Lord Neuberger also acknowledged in his speech that “for the foreseeable future” the law on whether residential social landlords perform a public function and so are amenable to judicial review on public law grounds “remains uncertain in spite of [the] present, albeit contingent, finality” of the Court of Appeal’s ruling in Weaver.

In that case, the Supreme Court refused permission to appeal from the Court of Appeal’s decision, which found that the Trust was a hybrid public authority and when serving a notice to quit on a tenant, the trust was not performing a purely private act.

Explaining the reasons for its refusal, the Supreme Court argued that it was “not a suitable case on the facts”. However, it recognised that the issue was one it should consider and recommended leap-frogging a suitable case if one could be found.

The Master of the Rolls said that “unless and until the issues in Weaver are considered by the Supreme Court, RSLs are left in this position:
RSLs are going to have to consider on a case-by-case basis whether they are likely to be held to be hybrid authorities – a “fact-sensitive” question;
In assessing whether they are a hybrid authority, they will need to assess the function question – is allocation and management a public function?;

If the function question is such as it suggests that they are a hybrid authority, the act question – is the act in question, such as terminating a tenancy, a public or private act? – must be addressed; In assessing both the function and act questions context is everything.
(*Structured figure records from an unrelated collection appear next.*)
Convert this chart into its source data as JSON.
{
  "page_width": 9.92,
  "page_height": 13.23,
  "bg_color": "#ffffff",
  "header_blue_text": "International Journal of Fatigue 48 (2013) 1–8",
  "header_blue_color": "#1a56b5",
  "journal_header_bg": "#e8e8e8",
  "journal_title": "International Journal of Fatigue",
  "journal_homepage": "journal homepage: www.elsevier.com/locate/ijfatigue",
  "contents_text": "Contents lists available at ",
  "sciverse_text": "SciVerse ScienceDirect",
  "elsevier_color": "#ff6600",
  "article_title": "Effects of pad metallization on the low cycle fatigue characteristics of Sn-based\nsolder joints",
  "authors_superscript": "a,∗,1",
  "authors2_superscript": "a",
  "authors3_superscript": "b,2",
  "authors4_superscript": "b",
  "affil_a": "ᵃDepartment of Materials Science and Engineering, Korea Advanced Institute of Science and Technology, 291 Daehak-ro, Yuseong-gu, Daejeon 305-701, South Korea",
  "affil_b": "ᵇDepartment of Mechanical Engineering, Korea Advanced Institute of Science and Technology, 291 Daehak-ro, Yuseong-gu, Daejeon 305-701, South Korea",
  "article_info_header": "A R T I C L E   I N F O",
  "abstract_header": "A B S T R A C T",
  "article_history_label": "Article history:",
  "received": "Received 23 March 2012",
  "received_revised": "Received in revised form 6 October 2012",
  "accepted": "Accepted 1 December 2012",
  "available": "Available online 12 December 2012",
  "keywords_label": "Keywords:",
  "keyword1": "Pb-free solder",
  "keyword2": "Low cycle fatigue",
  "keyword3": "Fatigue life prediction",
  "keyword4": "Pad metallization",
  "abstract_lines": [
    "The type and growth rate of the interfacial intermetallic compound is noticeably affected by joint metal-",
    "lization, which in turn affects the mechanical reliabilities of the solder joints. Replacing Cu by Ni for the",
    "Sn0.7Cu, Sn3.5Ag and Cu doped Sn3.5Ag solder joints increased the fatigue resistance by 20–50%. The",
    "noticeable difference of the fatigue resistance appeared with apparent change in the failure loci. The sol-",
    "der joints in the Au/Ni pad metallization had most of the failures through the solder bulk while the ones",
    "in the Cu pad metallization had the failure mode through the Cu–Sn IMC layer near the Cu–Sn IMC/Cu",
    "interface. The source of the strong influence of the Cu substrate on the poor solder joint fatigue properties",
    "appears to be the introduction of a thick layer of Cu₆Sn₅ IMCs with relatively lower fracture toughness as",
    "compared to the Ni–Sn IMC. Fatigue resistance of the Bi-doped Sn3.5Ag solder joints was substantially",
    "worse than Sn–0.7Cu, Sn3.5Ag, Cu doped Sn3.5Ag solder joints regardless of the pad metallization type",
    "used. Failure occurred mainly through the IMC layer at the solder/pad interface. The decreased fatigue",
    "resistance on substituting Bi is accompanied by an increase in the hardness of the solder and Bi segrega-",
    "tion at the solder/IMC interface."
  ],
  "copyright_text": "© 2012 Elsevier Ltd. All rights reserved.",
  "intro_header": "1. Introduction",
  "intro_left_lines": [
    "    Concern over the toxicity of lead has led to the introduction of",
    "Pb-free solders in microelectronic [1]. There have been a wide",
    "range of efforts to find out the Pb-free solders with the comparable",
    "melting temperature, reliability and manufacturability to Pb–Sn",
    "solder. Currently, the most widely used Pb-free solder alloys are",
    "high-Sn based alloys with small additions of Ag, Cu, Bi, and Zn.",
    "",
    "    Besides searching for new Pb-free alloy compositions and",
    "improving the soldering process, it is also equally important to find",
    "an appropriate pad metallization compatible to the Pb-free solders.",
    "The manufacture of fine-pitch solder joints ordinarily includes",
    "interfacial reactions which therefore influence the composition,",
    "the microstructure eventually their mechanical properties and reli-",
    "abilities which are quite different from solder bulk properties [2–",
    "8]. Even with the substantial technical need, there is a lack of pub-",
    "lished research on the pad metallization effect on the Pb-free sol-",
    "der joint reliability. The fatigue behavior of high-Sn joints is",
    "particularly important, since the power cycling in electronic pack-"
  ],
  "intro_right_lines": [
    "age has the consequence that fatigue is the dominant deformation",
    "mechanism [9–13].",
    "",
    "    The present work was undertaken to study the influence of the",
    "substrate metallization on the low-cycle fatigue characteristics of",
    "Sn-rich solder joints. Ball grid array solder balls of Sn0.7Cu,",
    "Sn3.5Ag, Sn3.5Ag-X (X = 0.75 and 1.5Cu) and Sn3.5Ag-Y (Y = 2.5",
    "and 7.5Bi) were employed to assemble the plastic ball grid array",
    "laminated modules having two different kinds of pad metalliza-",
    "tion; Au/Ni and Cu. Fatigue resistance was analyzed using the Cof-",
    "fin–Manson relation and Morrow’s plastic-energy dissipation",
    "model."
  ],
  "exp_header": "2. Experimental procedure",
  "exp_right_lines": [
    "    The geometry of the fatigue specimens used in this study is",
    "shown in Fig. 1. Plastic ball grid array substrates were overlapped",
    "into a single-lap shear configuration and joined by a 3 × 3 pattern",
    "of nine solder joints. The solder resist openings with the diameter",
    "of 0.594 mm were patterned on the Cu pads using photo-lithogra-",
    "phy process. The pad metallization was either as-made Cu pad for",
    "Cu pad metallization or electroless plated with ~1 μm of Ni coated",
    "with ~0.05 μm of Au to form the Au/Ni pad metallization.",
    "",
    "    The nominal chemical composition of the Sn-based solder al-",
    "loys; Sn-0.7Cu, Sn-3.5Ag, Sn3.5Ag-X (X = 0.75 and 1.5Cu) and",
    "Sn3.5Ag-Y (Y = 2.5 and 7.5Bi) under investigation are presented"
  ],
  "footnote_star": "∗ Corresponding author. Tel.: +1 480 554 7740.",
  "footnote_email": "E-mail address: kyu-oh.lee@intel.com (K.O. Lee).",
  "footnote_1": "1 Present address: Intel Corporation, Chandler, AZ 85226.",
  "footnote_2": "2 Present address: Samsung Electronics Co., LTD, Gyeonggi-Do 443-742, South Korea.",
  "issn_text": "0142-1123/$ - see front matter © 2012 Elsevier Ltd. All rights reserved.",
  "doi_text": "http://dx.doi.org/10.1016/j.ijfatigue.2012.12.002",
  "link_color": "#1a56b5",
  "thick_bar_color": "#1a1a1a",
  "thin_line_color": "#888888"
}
What would otherwise be a private act, depending on its context, could well be a public act.”

Lord Neuberger said the ongoing uncertainty meant that RSLs similar to London & Quadrant Housing Trust are likely to be open to HRA challenges where they terminate tenancies.

The attempt by the parties to the dispute in Weaver to bring finality has failed, he added. “Perhaps that is because this is an area where such all-embracing answers might not be possible. We must wait to see. And until we do it is likely that RSLs will find themselves subject to Article 8 defences to possession claims as well as judicial review proceedings as public authorities.”